Fascinating Aïda used to sing a song called Taboo. One line was about inviting a vegetarian to a barbecue. In the case of Daughter yesterday, it was more about the wisdom of asking the vegetarian to order the food for the AstroSoc barbecue for Freshers’ week. I have no wish to ask for more details as to what she actually bought. (Grilled mushrooms anyone?)
The event was shared with the Physics students (might be Quantum Soc?), who wanted them to have a plan B in case of rain. It won’t rain, Daughter told them. And, you know, Astrophysicists are surely that little bit closer to any potential rain, so would know what’s coming. That’s my theory.

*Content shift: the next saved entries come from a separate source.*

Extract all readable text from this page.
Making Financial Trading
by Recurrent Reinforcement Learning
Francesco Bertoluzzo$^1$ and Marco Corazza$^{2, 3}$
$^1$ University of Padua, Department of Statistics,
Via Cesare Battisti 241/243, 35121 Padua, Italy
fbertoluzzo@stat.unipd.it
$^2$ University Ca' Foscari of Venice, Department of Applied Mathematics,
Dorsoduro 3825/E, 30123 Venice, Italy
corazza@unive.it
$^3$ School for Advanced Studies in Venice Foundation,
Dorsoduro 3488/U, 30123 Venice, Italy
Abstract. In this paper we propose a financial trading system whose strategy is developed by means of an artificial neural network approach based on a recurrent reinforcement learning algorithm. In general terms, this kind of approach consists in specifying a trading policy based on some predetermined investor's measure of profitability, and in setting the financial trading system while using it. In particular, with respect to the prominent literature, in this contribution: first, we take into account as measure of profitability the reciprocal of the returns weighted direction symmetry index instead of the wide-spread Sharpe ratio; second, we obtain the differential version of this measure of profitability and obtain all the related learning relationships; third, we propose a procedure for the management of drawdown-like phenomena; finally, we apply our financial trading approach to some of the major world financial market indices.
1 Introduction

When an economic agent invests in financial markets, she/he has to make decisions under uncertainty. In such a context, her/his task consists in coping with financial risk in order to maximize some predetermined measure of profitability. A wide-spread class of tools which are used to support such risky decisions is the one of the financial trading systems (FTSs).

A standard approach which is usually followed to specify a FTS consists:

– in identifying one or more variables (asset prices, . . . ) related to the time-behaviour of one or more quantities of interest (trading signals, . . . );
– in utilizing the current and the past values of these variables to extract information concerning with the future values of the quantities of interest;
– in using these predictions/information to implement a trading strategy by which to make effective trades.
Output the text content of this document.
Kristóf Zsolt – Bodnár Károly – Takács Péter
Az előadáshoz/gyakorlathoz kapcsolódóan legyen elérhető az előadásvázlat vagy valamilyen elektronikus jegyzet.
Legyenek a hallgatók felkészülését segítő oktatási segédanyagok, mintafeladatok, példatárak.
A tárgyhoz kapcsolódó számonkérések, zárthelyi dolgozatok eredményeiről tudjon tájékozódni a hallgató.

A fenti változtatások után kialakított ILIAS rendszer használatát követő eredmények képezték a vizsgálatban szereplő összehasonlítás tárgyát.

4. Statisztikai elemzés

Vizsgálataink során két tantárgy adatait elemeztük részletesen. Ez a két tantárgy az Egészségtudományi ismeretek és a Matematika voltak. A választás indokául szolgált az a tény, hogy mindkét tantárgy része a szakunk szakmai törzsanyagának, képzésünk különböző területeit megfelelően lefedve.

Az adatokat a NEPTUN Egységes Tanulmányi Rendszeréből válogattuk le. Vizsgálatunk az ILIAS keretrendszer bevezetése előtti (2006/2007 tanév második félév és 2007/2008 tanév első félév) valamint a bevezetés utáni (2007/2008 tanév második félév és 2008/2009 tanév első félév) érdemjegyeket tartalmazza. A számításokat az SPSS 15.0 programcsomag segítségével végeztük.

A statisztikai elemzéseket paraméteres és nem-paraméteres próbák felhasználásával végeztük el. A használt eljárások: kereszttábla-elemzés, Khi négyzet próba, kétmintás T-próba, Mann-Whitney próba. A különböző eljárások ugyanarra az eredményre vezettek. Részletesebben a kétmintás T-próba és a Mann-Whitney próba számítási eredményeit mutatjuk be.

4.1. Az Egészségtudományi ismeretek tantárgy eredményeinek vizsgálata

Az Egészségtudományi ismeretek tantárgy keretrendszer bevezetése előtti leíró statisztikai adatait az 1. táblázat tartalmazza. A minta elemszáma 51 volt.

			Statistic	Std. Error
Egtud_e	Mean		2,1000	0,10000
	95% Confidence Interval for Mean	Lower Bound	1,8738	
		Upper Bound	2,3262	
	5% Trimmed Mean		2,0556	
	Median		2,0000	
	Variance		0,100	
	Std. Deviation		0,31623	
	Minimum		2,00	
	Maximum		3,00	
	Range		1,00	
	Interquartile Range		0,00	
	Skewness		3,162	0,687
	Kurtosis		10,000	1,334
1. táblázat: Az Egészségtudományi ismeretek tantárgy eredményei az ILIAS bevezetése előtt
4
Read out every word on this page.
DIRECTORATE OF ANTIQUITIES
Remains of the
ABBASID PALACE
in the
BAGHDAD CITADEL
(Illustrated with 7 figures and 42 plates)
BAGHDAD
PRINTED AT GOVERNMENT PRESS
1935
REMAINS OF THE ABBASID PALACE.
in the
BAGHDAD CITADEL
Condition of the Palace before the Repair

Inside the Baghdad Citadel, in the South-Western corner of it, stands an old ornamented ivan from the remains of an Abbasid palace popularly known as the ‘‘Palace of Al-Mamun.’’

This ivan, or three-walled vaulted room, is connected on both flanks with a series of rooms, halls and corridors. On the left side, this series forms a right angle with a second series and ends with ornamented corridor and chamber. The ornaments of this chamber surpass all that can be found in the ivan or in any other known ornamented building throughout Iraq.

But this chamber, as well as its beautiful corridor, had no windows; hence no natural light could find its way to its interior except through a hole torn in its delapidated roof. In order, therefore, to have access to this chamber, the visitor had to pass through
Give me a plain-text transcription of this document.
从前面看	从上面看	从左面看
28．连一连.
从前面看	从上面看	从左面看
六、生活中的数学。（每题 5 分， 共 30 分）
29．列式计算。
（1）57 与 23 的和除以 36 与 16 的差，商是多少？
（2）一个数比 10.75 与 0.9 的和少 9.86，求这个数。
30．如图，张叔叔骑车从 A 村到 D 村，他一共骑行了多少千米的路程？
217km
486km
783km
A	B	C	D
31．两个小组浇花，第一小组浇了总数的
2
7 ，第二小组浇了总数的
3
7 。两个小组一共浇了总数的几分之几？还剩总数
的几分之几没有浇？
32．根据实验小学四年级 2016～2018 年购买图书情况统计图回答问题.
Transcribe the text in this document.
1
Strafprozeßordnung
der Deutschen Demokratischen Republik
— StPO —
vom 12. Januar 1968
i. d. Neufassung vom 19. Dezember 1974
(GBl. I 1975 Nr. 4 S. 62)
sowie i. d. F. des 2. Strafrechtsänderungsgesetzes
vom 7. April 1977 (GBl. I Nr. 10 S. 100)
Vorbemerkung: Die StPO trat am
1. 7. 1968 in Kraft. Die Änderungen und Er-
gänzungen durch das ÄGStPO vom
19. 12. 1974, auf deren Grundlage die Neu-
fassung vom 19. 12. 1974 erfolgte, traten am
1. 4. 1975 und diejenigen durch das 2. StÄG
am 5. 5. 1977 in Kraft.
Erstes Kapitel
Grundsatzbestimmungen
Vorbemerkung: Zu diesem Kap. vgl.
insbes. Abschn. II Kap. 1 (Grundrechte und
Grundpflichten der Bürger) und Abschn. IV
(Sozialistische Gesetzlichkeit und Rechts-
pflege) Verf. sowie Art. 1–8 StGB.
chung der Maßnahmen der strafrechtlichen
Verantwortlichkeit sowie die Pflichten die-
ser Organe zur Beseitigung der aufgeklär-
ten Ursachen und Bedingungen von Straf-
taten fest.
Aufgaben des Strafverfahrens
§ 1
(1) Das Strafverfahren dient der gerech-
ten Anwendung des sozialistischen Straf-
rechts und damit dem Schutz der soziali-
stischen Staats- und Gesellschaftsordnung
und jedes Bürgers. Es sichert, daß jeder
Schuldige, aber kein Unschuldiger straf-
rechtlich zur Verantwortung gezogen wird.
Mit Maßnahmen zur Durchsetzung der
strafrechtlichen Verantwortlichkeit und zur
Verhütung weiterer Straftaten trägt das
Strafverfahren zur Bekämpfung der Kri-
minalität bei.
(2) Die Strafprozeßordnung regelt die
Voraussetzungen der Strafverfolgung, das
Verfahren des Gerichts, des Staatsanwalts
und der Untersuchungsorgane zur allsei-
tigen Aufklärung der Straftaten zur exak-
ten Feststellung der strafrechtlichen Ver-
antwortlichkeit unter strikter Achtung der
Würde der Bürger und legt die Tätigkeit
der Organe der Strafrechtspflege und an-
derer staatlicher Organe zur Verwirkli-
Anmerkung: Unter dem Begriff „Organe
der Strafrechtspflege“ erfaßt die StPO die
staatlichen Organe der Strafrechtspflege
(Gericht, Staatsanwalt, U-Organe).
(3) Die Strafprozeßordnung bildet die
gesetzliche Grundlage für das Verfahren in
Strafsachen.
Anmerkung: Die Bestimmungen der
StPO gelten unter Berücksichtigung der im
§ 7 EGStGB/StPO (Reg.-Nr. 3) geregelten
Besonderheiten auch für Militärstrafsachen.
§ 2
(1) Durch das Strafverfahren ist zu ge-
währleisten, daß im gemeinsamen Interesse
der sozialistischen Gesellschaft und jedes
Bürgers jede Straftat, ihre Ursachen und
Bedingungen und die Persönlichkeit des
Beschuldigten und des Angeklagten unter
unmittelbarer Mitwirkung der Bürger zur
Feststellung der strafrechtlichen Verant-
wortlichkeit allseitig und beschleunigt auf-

It was Friday the 13th. Did you notice? My travelling went better than the date made me expect, but I suffered the ignominy of being mistaken for a woman who goes to Blackpool. By the time I got to Manchester Piccadilly the platform was full of (superficially) similar women, all heading for fun in Blackpool. I changed trains in Preston, and the Grandmother later told me about the time when she did that, and a kindly man tried to tell her she didn’t have to, because it was a through train to Blackpool. (He found it hard to grasp that she wanted to go to Glasgow.)
I spent part of the day reading about devils and demons. In two separate books. What are the odds? I expect the date helped. First I read a short story about The Good Little Devil (with my breakfast, if you want to know). Then I moved on to John Connolly’s latest Samuel Johnson book, which as the disCERNing fan knows features CERN and the Higgs Boson.
Once Daughter had got the barbecue going, starring whatever devilish veggie-burgers she could muster, she left the two Socs to their fate and grabbed her gown (academic, not dressing) and dashed downtown for her meeting with Hillary Clinton and Peter Higgs.
It wasn’t a threesome, but when people like that come to town, you go and see them. At least if you’re so boring as to having applied for tickets before the star turns became publicly known. As it happens Professor Higgs didn’t come. But what Daughter forgot to mention was that Hillary Clinton wasn’t exactly alone.
Rowan Williams. Mary Beard. Tim Berners-Lee. Jane Goodall. To name but a few ‘nonentities’ who were there. Apparently the former archbishop said his only claim to St Andrews fame was having married two of its former students.
I mentioned Glasgow. Like the Grandmother, I went to Glasgow, where I overheard someone talking about crayfish kebab. Walking from Glasgow Central to Glasgow Queen Street I came across a poster for safe sex. No, I didn’t. I looked again. Surf and Fax was being offered. So did I hallucinate that crayfish kebab?
Once I’d reached my destination I learned that the Hungarian Accountant is in town. But also that Eoin Colfer isn’t.